Arion also provides endpoints that report its status:

Statistics

GET http://<host>:<port>/stats

The stats endpoint provides information on the number of slabs the persistent queue has allocated, the number of slabs currently in use, and the number of items that have been enqueued, retried, completed, and currently in progress. It also includes metrics reported by the Kafka producer.

{
  "queue": {
    "num-slabs": 1,
    "num-active-slabs": 1,
    "enqueued": 6,
    "retried": 0,
    "completed": 6,
    "in-progress": 0
  },
  "kafka": {
    "connection-count": 1,
    // ...
    "request-rate": 0
  }
}

Health Check

The health check will report success if the server is running, even if Kafka cannot be reached, as asynchronous message requests will be unaffected.

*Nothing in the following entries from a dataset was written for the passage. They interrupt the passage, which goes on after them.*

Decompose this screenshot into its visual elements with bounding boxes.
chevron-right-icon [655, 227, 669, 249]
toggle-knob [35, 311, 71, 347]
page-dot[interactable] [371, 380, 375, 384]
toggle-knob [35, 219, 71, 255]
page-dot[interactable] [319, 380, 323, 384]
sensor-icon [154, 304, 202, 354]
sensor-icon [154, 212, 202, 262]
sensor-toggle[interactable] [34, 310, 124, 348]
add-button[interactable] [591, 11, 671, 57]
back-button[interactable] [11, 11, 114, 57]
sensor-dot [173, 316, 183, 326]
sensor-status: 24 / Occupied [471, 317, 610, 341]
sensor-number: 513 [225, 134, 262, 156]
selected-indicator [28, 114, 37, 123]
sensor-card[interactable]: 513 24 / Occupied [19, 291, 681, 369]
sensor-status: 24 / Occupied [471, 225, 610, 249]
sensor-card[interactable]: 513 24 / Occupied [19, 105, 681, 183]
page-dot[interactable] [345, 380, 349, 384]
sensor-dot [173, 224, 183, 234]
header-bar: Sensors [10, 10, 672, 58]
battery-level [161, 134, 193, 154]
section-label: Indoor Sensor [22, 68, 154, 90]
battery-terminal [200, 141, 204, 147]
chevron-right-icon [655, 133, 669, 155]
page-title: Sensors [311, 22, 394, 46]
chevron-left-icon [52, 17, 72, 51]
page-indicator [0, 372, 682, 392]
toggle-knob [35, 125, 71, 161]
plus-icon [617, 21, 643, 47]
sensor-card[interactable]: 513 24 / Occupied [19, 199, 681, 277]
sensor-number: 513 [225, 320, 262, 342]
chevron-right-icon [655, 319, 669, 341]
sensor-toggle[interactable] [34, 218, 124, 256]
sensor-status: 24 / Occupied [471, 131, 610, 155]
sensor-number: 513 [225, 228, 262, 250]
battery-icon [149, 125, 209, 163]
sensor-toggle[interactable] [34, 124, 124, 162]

<GET|HEAD> http://<host>:<port>/health-check
{
  "status": "ok"
}

Metrics

Arion periodically writes metrics using the StatsD protocol to the server specified in the STATSD_HOST and STATSD_PORT environment variables. The /stats endpoint can also be used to read a subset of these metrics.

License

Copyright 2016 OrgSync.

Licensed under the Apache License, Version 2.0 (the "License"); you may not use this file except in compliance with the License. You may obtain a copy of the License at

http://www.apache.org/licenses/LICENSE-2.0

Unless required by applicable law or agreed to in writing, software distributed under the License is distributed on an "AS IS" BASIS, WITHOUT WARRANTIES OR CONDITIONS OF ANY KIND, either express or implied. See the License for the specific language governing permissions and limitations under the License.